PolitiFact destroys Ryan’s Deception:
Ryan’s point, made at a WisPolitics.com event on May 5, 2014, is that Medicare must be reformed because it is "going broke. The trust fund goes bankrupt in 2026." To back his claim Ryan cited the Medicare trustees, "Payment of expenditures in full and on time will continue to require redemption of trust fund assets most years until the (Part A) trust fund’s depletion in 2026."
Even if the Part A (hospitals) trust fund ran out, the report Ryan cites projects that revenue would still be enough to pay 87 percent of the Part A expenses.

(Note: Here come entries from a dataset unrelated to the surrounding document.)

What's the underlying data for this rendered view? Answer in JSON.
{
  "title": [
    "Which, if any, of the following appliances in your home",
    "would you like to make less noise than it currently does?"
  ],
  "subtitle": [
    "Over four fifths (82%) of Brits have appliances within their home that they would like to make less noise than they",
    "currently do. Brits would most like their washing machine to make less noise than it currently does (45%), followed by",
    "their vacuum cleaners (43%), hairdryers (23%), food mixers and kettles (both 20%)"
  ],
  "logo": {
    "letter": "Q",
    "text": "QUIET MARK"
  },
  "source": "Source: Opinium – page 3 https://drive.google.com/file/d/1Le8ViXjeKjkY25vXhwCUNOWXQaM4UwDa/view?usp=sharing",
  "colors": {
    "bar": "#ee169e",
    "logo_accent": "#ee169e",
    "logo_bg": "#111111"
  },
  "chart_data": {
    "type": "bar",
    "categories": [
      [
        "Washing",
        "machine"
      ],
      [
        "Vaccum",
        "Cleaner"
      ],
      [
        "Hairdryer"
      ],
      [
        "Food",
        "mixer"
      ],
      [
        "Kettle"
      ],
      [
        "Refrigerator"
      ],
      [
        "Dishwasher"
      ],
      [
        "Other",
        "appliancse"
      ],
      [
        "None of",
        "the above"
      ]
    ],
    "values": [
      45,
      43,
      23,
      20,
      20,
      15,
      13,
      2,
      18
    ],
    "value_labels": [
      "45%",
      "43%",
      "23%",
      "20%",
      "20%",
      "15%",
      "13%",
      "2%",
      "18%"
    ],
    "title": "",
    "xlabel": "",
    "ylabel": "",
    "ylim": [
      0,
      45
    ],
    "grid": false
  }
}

Not a good situation, perhaps, but also not Medicare being bankrupt or shutting down.
The projected depletion of the Part A trust fund in 2026 is nine years later than what the Medicare trustees projected in 2009, the year before the adoption of the Affordable Care Act, according to Medicare expert Paul Van de Water of the liberal-leaning Center on Budget and Policy Priorities.
Repealing the Affordable Care Act we can then assume, would knock about nine years off Medicare’s trust fund, adding to the chaos of millions of dropped marketplace policies.
PolitiFact’s conclusion says it all about Ryan’s deceptive way of getting what he wants:
For a statement that contains an element of truth, but ignores critical facts that would give a different impression, we give Ryan a Mostly False.